Lope, akşam Miguel’in ona verdiği metni okumaya başladı. Cümleler ipek bir kumaşı okşayan el gibi akıp gitmiş zamanın nasıl geçtiğini anlamamıştı. Şafak sökmüş irili ufaklı inci taneleri çalışma odasına doluşmaya başlamıştı. Başı dönüyor, göğsünde ince bir sızı duyuyordu. Zihninde, iyi ile kötü bir savaşa tutuşmuştu. Miguel, ona güvenmiş kimsenin henüz okumadığı romanını teslim etmişti. Bu cümleler, bu hayal gücü, bu kurgu, daha önce hiç görülmemiş bir şeydi.
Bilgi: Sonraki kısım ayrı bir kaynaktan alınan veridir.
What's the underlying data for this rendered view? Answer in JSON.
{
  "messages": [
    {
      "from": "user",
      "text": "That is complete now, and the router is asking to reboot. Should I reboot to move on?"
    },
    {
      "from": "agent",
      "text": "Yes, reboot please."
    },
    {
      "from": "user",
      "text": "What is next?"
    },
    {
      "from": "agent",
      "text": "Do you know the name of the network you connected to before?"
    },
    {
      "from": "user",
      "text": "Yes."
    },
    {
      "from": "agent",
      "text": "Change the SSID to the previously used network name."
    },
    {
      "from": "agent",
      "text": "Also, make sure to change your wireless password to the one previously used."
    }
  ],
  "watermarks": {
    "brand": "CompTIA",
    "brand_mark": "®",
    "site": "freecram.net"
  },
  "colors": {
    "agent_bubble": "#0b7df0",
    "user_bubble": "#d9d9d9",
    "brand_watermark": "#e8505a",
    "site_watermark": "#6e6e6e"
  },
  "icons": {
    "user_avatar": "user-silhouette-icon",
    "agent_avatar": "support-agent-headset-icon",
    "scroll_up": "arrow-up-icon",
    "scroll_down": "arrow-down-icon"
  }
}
Ondan çok daha iyiydi kahrolası! Üstelik tiyatro oyunları da yazıyordu. Ya şiirlerine ne demeliydi? Bu roman yayımlanırsa onu ezer geçerdi. En ünlü, en sevilen, en beğenilen, en çok konuşulan o olmalıydı başkası değil. Onu kimseye öneremezdi. Hepsi, yazdıkları, hayal güçleriyle ekmeğini kazanıyordu. Ertesi gün aç kalıp kalmayacakları zihinlerinin içinde tasarladıklarında saklıydı. Düşünceleri para ediyordu. İnsanlar her gün onun aklından çıkan şeyleri seyretmek için oyunlarına geliyordu. Bunu bir başkasıyla bölüşebilir miydi? Bu yüce gönüllülüğü yapsa daha büyük bir sanatçı mı olurdu? Yoksa kendine mi ihanet ederdi? Peki, Miguel’in ona olan itimadını ne yapacaktı? Nereye koyacaktı? O olsa ne yapardı?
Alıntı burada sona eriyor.